Pav wore his secretive face and used his quiet voice. “I didn’t want to tell the others, but about an hour ago we got a link to Keanu,” Pav said.
“What did you tell them?”
“That we didn’t have anything new, except that within three hours we expected to be . . . on station.”
Rachel smiled. “Have you heard from your father?”
Pav shook his head.
“Are you worried?”
He shrugged. “We’re only linked by cell phone, and that won’t work until we’re close to land.”
Rachel touched her husband’s hand. He seemed nervous. “There’s something else.”
Pav actually glanced over his shoulder, as if he had to worry about being overheard by Zeds and Xavier. “The Beehive is alive again.”
Among the many startling bits of news Rachel had heard in this past week, or, indeed, in her life, that was high on the list. “No shit.”
“Yes, shit,” he said.
“And?”
“They don’t know yet. I mean, nothing has come out of it. It’s just . . . active again. Glowing.” He made an eerie sound and waved his hands.
“Did they do anything to fire it up?” Pav shook his head. “Then what’s changed?”
“I’ve got to believe it has something to do with Dale Scott,” Pav said.
At that moment the cockpit door opened. Steve, the male pilot, stuck his head out. “We’re descending, making our turn. Everyone buckle in.” Unlike Jo, who, based on her accent, seemed to have been raised by Americans, Steve Liu’s English was halting and unfamiliar. He was a stocky, serious man in his thirties who reminded Rachel of Zhao, the quiet yet capable former spy who had eventually become one of the Keanu community’s leaders. Zhao gave the impression that he knew arts and possessed skills beyond ordinary humans, and Rachel saw a bit of this in Steve. Perhaps she was simply hoping.
As she and Pav took their seats and watched Edgely and Chang buckling in, Rachel felt that sudden, now-familiar rush of adrenaline. It had happened to her so often since leaving Keanu that it was becoming her natural state—and surely a bad sign. You could burn yourself out operating at that level.
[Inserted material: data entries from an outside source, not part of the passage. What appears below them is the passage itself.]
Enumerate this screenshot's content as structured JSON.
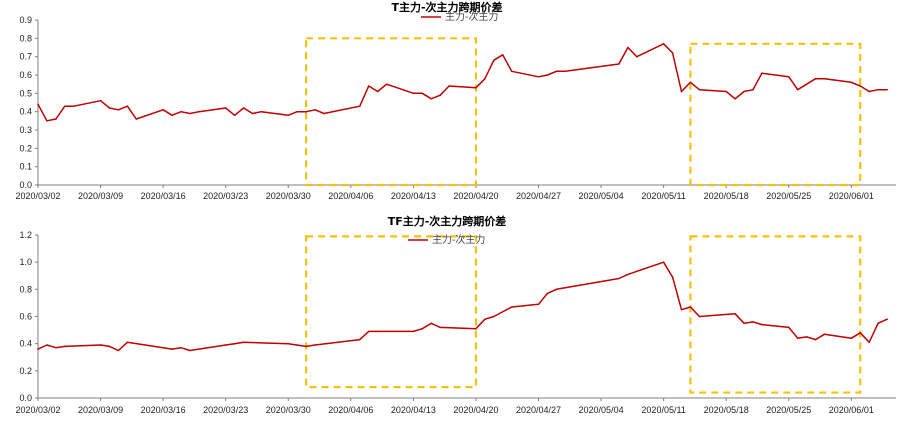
{
  "chart_data": [
    {
      "type": "line",
      "title": "T主力-次主力跨期价差",
      "legend": [
        "主力-次主力"
      ],
      "legend_position": "top-center",
      "xlabel": "",
      "ylabel": "",
      "ylim": [
        0,
        0.9
      ],
      "yticks": [
        "0.0",
        "0.1",
        "0.2",
        "0.3",
        "0.4",
        "0.5",
        "0.6",
        "0.7",
        "0.8",
        "0.9"
      ],
      "xlim": [
        "2020/03/02",
        "2020/06/05"
      ],
      "xticks": [
        "2020/03/02",
        "2020/03/09",
        "2020/03/16",
        "2020/03/23",
        "2020/03/30",
        "2020/04/06",
        "2020/04/13",
        "2020/04/20",
        "2020/04/27",
        "2020/05/04",
        "2020/05/11",
        "2020/05/18",
        "2020/05/25",
        "2020/06/01"
      ],
      "grid": false,
      "line_color": "#c00000",
      "series": [
        {
          "name": "主力-次主力",
          "x": [
            "2020/03/02",
            "2020/03/03",
            "2020/03/04",
            "2020/03/05",
            "2020/03/06",
            "2020/03/09",
            "2020/03/10",
            "2020/03/11",
            "2020/03/12",
            "2020/03/13",
            "2020/03/16",
            "2020/03/17",
            "2020/03/18",
            "2020/03/19",
            "2020/03/20",
            "2020/03/23",
            "2020/03/24",
            "2020/03/25",
            "2020/03/26",
            "2020/03/27",
            "2020/03/30",
            "2020/03/31",
            "2020/04/01",
            "2020/04/02",
            "2020/04/03",
            "2020/04/07",
            "2020/04/08",
            "2020/04/09",
            "2020/04/10",
            "2020/04/13",
            "2020/04/14",
            "2020/04/15",
            "2020/04/16",
            "2020/04/17",
            "2020/04/20",
            "2020/04/21",
            "2020/04/22",
            "2020/04/23",
            "2020/04/24",
            "2020/04/27",
            "2020/04/28",
            "2020/04/29",
            "2020/04/30",
            "2020/05/06",
            "2020/05/07",
            "2020/05/08",
            "2020/05/11",
            "2020/05/12",
            "2020/05/13",
            "2020/05/14",
            "2020/05/15",
            "2020/05/18",
            "2020/05/19",
            "2020/05/20",
            "2020/05/21",
            "2020/05/22",
            "2020/05/25",
            "2020/05/26",
            "2020/05/27",
            "2020/05/28",
            "2020/05/29",
            "2020/06/01",
            "2020/06/02",
            "2020/06/03",
            "2020/06/04",
            "2020/06/05"
          ],
          "values": [
            0.44,
            0.35,
            0.36,
            0.43,
            0.43,
            0.46,
            0.42,
            0.41,
            0.43,
            0.36,
            0.41,
            0.38,
            0.4,
            0.39,
            0.4,
            0.42,
            0.38,
            0.42,
            0.39,
            0.4,
            0.38,
            0.4,
            0.4,
            0.41,
            0.39,
            0.43,
            0.54,
            0.51,
            0.55,
            0.5,
            0.5,
            0.47,
            0.49,
            0.54,
            0.53,
            0.58,
            0.68,
            0.71,
            0.62,
            0.59,
            0.6,
            0.62,
            0.62,
            0.66,
            0.75,
            0.7,
            0.77,
            0.72,
            0.51,
            0.56,
            0.52,
            0.51,
            0.47,
            0.51,
            0.52,
            0.61,
            0.59,
            0.52,
            0.55,
            0.58,
            0.58,
            0.56,
            0.54,
            0.51,
            0.52,
            0.52
          ]
        }
      ],
      "highlight_boxes": [
        {
          "x": [
            "2020/04/01",
            "2020/04/20"
          ],
          "y": [
            0,
            0.8
          ],
          "color": "#f4c20d"
        },
        {
          "x": [
            "2020/05/14",
            "2020/06/02"
          ],
          "y": [
            0,
            0.77
          ],
          "color": "#f4c20d"
        }
      ]
    },
    {
      "type": "line",
      "title": "TF主力-次主力跨期价差",
      "legend": [
        "主力-次主力"
      ],
      "legend_position": "top-center",
      "xlabel": "",
      "ylabel": "",
      "ylim": [
        0,
        1.2
      ],
      "yticks": [
        "0.0",
        "0.2",
        "0.4",
        "0.6",
        "0.8",
        "1.0",
        "1.2"
      ],
      "xlim": [
        "2020/03/02",
        "2020/06/05"
      ],
      "xticks": [
        "2020/03/02",
        "2020/03/09",
        "2020/03/16",
        "2020/03/23",
        "2020/03/30",
        "2020/04/06",
        "2020/04/13",
        "2020/04/20",
        "2020/04/27",
        "2020/05/04",
        "2020/05/11",
        "2020/05/18",
        "2020/05/25",
        "2020/06/01"
      ],
      "grid": false,
      "line_color": "#c00000",
      "series": [
        {
          "name": "主力-次主力",
          "x": [
            "2020/03/02",
            "2020/03/03",
            "2020/03/04",
            "2020/03/05",
            "2020/03/09",
            "2020/03/10",
            "2020/03/11",
            "2020/03/12",
            "2020/03/16",
            "2020/03/17",
            "2020/03/18",
            "2020/03/19",
            "2020/03/23",
            "2020/03/24",
            "2020/03/25",
            "2020/03/30",
            "2020/04/01",
            "2020/04/02",
            "2020/04/07",
            "2020/04/08",
            "2020/04/09",
            "2020/04/13",
            "2020/04/14",
            "2020/04/15",
            "2020/04/16",
            "2020/04/20",
            "2020/04/21",
            "2020/04/22",
            "2020/04/24",
            "2020/04/27",
            "2020/04/28",
            "2020/04/29",
            "2020/05/06",
            "2020/05/07",
            "2020/05/11",
            "2020/05/12",
            "2020/05/13",
            "2020/05/14",
            "2020/05/15",
            "2020/05/19",
            "2020/05/20",
            "2020/05/21",
            "2020/05/22",
            "2020/05/25",
            "2020/05/26",
            "2020/05/27",
            "2020/05/28",
            "2020/05/29",
            "2020/06/01",
            "2020/06/02",
            "2020/06/03",
            "2020/06/04",
            "2020/06/05"
          ],
          "values": [
            0.36,
            0.39,
            0.37,
            0.38,
            0.39,
            0.38,
            0.35,
            0.41,
            0.37,
            0.36,
            0.37,
            0.35,
            0.39,
            0.4,
            0.41,
            0.4,
            0.38,
            0.39,
            0.43,
            0.49,
            0.49,
            0.49,
            0.51,
            0.55,
            0.52,
            0.51,
            0.58,
            0.6,
            0.67,
            0.69,
            0.77,
            0.8,
            0.88,
            0.91,
            1.0,
            0.89,
            0.65,
            0.67,
            0.6,
            0.62,
            0.55,
            0.56,
            0.54,
            0.52,
            0.44,
            0.45,
            0.43,
            0.47,
            0.44,
            0.48,
            0.41,
            0.55,
            0.58
          ]
        }
      ],
      "highlight_boxes": [
        {
          "x": [
            "2020/04/01",
            "2020/04/20"
          ],
          "y": [
            0.08,
            1.19
          ],
          "color": "#f4c20d"
        },
        {
          "x": [
            "2020/05/14",
            "2020/06/02"
          ],
          "y": [
            0.04,
            1.19
          ],
          "color": "#f4c20d"
        }
      ]
    }
  ]
}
She glanced at Pav across the aisle. He nodded an okay as he strapped in. She turned to Yahvi, in the seat next to her, who said, “Is this going to be dangerous?”
“No more dangerous than anything else we’ve done,” Rachel said. “A lot safer than landing Adventure.”
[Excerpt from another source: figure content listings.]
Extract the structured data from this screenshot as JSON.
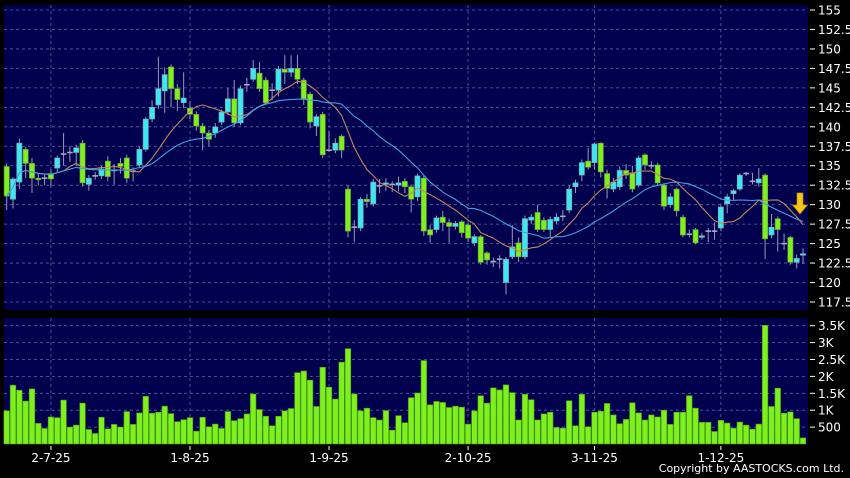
{
  "copyright": "Copyright by AASTOCKS.com Ltd.",
  "colors": {
    "panel_bg": "#00004e",
    "grid": "#5a64a8",
    "up": "#3ce8f0",
    "down": "#7ef01e",
    "doji": "#a8a8c8",
    "wick": "#9a9ab8",
    "volume": "#7ef01e",
    "ma_short": "#c8845a",
    "ma_long": "#3fa2e6",
    "arrow": "#f5c518"
  },
  "chart_data": [
    {
      "type": "candlestick",
      "ylim": [
        117.5,
        155
      ],
      "y_ticks": [
        "155",
        "152.5",
        "150",
        "147.5",
        "145",
        "142.5",
        "140",
        "137.5",
        "135",
        "132.5",
        "130",
        "127.5",
        "125",
        "122.5",
        "120",
        "117.5"
      ],
      "grid": true,
      "x_labels": [
        {
          "label": "2-7-25",
          "index": 7
        },
        {
          "label": "1-8-25",
          "index": 29
        },
        {
          "label": "1-9-25",
          "index": 51
        },
        {
          "label": "2-10-25",
          "index": 73
        },
        {
          "label": "3-11-25",
          "index": 93
        },
        {
          "label": "1-12-25",
          "index": 113
        }
      ],
      "moving_averages": [
        {
          "period": 10,
          "color": "#c8845a"
        },
        {
          "period": 20,
          "color": "#3fa2e6"
        }
      ],
      "signal": {
        "type": "down-arrow",
        "color": "#f5c518"
      },
      "ohlc": [
        [
          134.9,
          135.3,
          129.3,
          131.1
        ],
        [
          130.7,
          133.5,
          129.5,
          133.3
        ],
        [
          132.9,
          138.5,
          132.0,
          137.9
        ],
        [
          137.1,
          137.4,
          133.4,
          135.3
        ],
        [
          135.3,
          136.0,
          131.5,
          133.4
        ],
        [
          133.4,
          134.0,
          132.5,
          133.2
        ],
        [
          133.3,
          134.0,
          132.5,
          133.4
        ],
        [
          134.0,
          134.5,
          132.3,
          133.3
        ],
        [
          134.7,
          136.3,
          134.2,
          136.0
        ],
        [
          136.4,
          139.2,
          135.0,
          136.5
        ],
        [
          136.6,
          137.5,
          135.5,
          136.7
        ],
        [
          136.7,
          137.7,
          135.0,
          137.3
        ],
        [
          137.9,
          138.3,
          132.3,
          132.8
        ],
        [
          132.6,
          133.8,
          131.8,
          133.4
        ],
        [
          133.6,
          134.2,
          133.2,
          133.7
        ],
        [
          133.7,
          135.0,
          133.3,
          134.6
        ],
        [
          135.6,
          136.2,
          133.0,
          133.6
        ],
        [
          134.4,
          135.2,
          132.6,
          134.4
        ],
        [
          135.3,
          136.0,
          134.0,
          134.9
        ],
        [
          136.0,
          136.4,
          132.8,
          133.4
        ],
        [
          134.2,
          134.8,
          133.0,
          134.3
        ],
        [
          135.1,
          137.5,
          134.8,
          137.1
        ],
        [
          137.1,
          141.3,
          136.8,
          141.0
        ],
        [
          141.0,
          143.4,
          140.6,
          142.5
        ],
        [
          142.8,
          149.0,
          142.3,
          144.9
        ],
        [
          144.6,
          147.6,
          141.8,
          146.7
        ],
        [
          147.7,
          148.0,
          142.5,
          144.9
        ],
        [
          144.9,
          145.5,
          142.0,
          143.5
        ],
        [
          143.1,
          147.0,
          142.4,
          143.7
        ],
        [
          142.4,
          143.3,
          141.0,
          141.6
        ],
        [
          141.6,
          142.0,
          139.5,
          140.1
        ],
        [
          140.1,
          140.5,
          137.0,
          139.2
        ],
        [
          139.2,
          139.6,
          137.5,
          138.4
        ],
        [
          139.2,
          140.5,
          138.6,
          140.0
        ],
        [
          140.6,
          142.2,
          140.2,
          141.9
        ],
        [
          141.9,
          145.0,
          141.5,
          143.6
        ],
        [
          143.6,
          146.0,
          140.0,
          140.5
        ],
        [
          140.5,
          145.3,
          140.2,
          144.9
        ],
        [
          145.3,
          146.3,
          144.5,
          145.4
        ],
        [
          146.1,
          148.6,
          145.8,
          147.5
        ],
        [
          146.9,
          148.3,
          144.5,
          144.9
        ],
        [
          146.0,
          146.4,
          142.8,
          143.1
        ],
        [
          144.6,
          145.6,
          143.4,
          144.7
        ],
        [
          144.7,
          147.8,
          143.9,
          147.4
        ],
        [
          147.4,
          149.2,
          145.5,
          147.0
        ],
        [
          147.0,
          149.2,
          146.4,
          147.5
        ],
        [
          147.5,
          149.2,
          145.5,
          146.1
        ],
        [
          146.0,
          146.3,
          142.8,
          143.6
        ],
        [
          144.2,
          144.5,
          139.8,
          140.6
        ],
        [
          140.1,
          141.6,
          138.8,
          141.3
        ],
        [
          141.6,
          141.9,
          136.0,
          136.4
        ],
        [
          137.0,
          139.5,
          136.8,
          137.0
        ],
        [
          137.0,
          138.5,
          136.6,
          137.9
        ],
        [
          138.8,
          139.0,
          136.0,
          137.0
        ],
        [
          132.0,
          132.5,
          125.8,
          126.6
        ],
        [
          127.0,
          128.0,
          125.2,
          127.1
        ],
        [
          127.0,
          131.0,
          126.6,
          130.7
        ],
        [
          130.7,
          131.4,
          129.6,
          130.4
        ],
        [
          130.1,
          133.3,
          129.8,
          132.9
        ],
        [
          132.3,
          133.3,
          131.5,
          132.4
        ],
        [
          132.6,
          133.4,
          131.8,
          132.8
        ],
        [
          132.5,
          133.0,
          131.6,
          132.6
        ],
        [
          132.5,
          133.6,
          131.7,
          132.8
        ],
        [
          133.0,
          133.4,
          131.5,
          132.3
        ],
        [
          132.3,
          132.6,
          129.0,
          130.7
        ],
        [
          131.0,
          134.0,
          130.5,
          133.7
        ],
        [
          133.4,
          133.8,
          126.0,
          126.6
        ],
        [
          126.8,
          127.4,
          125.1,
          126.1
        ],
        [
          126.8,
          128.6,
          126.4,
          128.3
        ],
        [
          128.4,
          129.2,
          126.6,
          127.7
        ],
        [
          127.7,
          128.2,
          125.1,
          127.2
        ],
        [
          127.2,
          127.9,
          126.8,
          127.6
        ],
        [
          127.8,
          128.0,
          125.8,
          126.4
        ],
        [
          127.4,
          127.6,
          125.2,
          125.7
        ],
        [
          125.1,
          126.2,
          124.7,
          125.9
        ],
        [
          125.9,
          126.1,
          122.3,
          122.6
        ],
        [
          123.8,
          124.0,
          122.3,
          122.9
        ],
        [
          122.7,
          123.2,
          122.0,
          122.7
        ],
        [
          122.9,
          123.5,
          121.8,
          123.0
        ],
        [
          120.0,
          123.3,
          118.5,
          123.0
        ],
        [
          123.3,
          127.4,
          123.0,
          124.6
        ],
        [
          125.1,
          125.8,
          122.6,
          123.3
        ],
        [
          123.3,
          128.6,
          123.0,
          128.2
        ],
        [
          128.0,
          128.8,
          127.5,
          128.4
        ],
        [
          129.0,
          130.0,
          126.5,
          126.8
        ],
        [
          128.0,
          128.4,
          126.5,
          126.8
        ],
        [
          126.8,
          128.5,
          125.8,
          128.1
        ],
        [
          127.9,
          128.9,
          127.5,
          128.4
        ],
        [
          128.4,
          129.3,
          127.9,
          128.5
        ],
        [
          129.3,
          132.5,
          128.9,
          132.0
        ],
        [
          132.3,
          133.2,
          131.5,
          132.8
        ],
        [
          133.8,
          135.8,
          133.0,
          135.4
        ],
        [
          135.6,
          137.3,
          134.5,
          134.8
        ],
        [
          135.4,
          138.0,
          134.5,
          137.8
        ],
        [
          137.9,
          138.0,
          133.5,
          134.2
        ],
        [
          134.0,
          134.5,
          130.8,
          132.1
        ],
        [
          132.0,
          133.4,
          131.6,
          132.9
        ],
        [
          132.3,
          134.9,
          131.9,
          134.4
        ],
        [
          134.4,
          135.2,
          133.3,
          133.8
        ],
        [
          134.1,
          135.0,
          131.6,
          132.0
        ],
        [
          132.5,
          136.3,
          132.2,
          136.0
        ],
        [
          136.4,
          136.6,
          134.5,
          135.1
        ],
        [
          135.0,
          135.6,
          134.6,
          135.0
        ],
        [
          135.1,
          135.4,
          132.4,
          132.8
        ],
        [
          132.5,
          132.8,
          129.3,
          129.8
        ],
        [
          130.0,
          131.5,
          129.6,
          131.0
        ],
        [
          132.0,
          132.2,
          128.5,
          129.2
        ],
        [
          128.4,
          128.7,
          125.8,
          126.1
        ],
        [
          126.2,
          126.8,
          125.8,
          126.2
        ],
        [
          126.8,
          127.0,
          124.9,
          125.1
        ],
        [
          125.8,
          126.4,
          125.5,
          126.0
        ],
        [
          126.5,
          127.0,
          125.2,
          126.6
        ],
        [
          126.5,
          127.7,
          125.5,
          126.6
        ],
        [
          127.0,
          129.9,
          126.6,
          129.7
        ],
        [
          130.1,
          131.4,
          128.9,
          131.0
        ],
        [
          131.4,
          132.0,
          130.6,
          131.8
        ],
        [
          132.0,
          134.0,
          131.8,
          133.8
        ],
        [
          133.9,
          134.2,
          133.7,
          134.0
        ],
        [
          132.9,
          134.1,
          132.6,
          133.0
        ],
        [
          132.8,
          134.7,
          132.3,
          133.3
        ],
        [
          133.8,
          134.0,
          123.0,
          125.6
        ],
        [
          126.1,
          128.8,
          125.7,
          127.1
        ],
        [
          128.2,
          128.5,
          124.0,
          126.8
        ],
        [
          124.9,
          126.3,
          124.2,
          125.0
        ],
        [
          125.8,
          126.0,
          122.3,
          122.6
        ],
        [
          122.6,
          123.6,
          121.8,
          123.1
        ],
        [
          123.5,
          124.4,
          122.4,
          123.7
        ]
      ]
    },
    {
      "type": "bar",
      "ylim": [
        0,
        3500
      ],
      "y_ticks": [
        {
          "label": "3.5K",
          "value": 3500
        },
        {
          "label": "3K",
          "value": 3000
        },
        {
          "label": "2.5K",
          "value": 2500
        },
        {
          "label": "2K",
          "value": 2000
        },
        {
          "label": "1.5K",
          "value": 1500
        },
        {
          "label": "1K",
          "value": 1000
        },
        {
          "label": "500",
          "value": 500
        }
      ],
      "grid": true,
      "values": [
        980,
        1740,
        1590,
        1270,
        1630,
        610,
        460,
        800,
        780,
        1300,
        500,
        560,
        1210,
        430,
        310,
        790,
        450,
        580,
        500,
        960,
        580,
        920,
        1410,
        910,
        940,
        1120,
        900,
        660,
        720,
        780,
        380,
        790,
        510,
        590,
        460,
        960,
        690,
        750,
        890,
        1480,
        1020,
        820,
        540,
        820,
        980,
        1050,
        2110,
        2160,
        1890,
        1110,
        2270,
        1680,
        1330,
        2420,
        2820,
        1480,
        980,
        1060,
        780,
        710,
        990,
        410,
        840,
        630,
        1370,
        1510,
        2470,
        1160,
        1260,
        1230,
        1080,
        1120,
        1090,
        590,
        980,
        1430,
        1210,
        1660,
        1600,
        1750,
        1520,
        710,
        1470,
        1310,
        710,
        890,
        940,
        490,
        470,
        1280,
        540,
        1470,
        510,
        940,
        970,
        1200,
        860,
        600,
        730,
        1220,
        920,
        710,
        860,
        800,
        1000,
        580,
        940,
        940,
        1430,
        1060,
        640,
        640,
        370,
        700,
        620,
        470,
        650,
        560,
        440,
        590,
        3510,
        1110,
        1650,
        910,
        950,
        750,
        180
      ]
    }
  ]
}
“That’s not saying much.” The girl was trying to act brave, but her voice and eyes gave her away. Rachel just squeezed her hand, noting, as she often did, that giving reassurance actually reassured her.
Why it did, she couldn’t say. It wasn’t as though the universe somehow looked more kindly on humans who offered comfort to others—the universe should, Rachel believed, but there was no evidence that it did.
She was, in fact, appalled at how little she knew of the universe, even though her experience of matters beyond Earth—beyond anything seven billion other humans could ever hope to know—should have given her some insight, some special sense.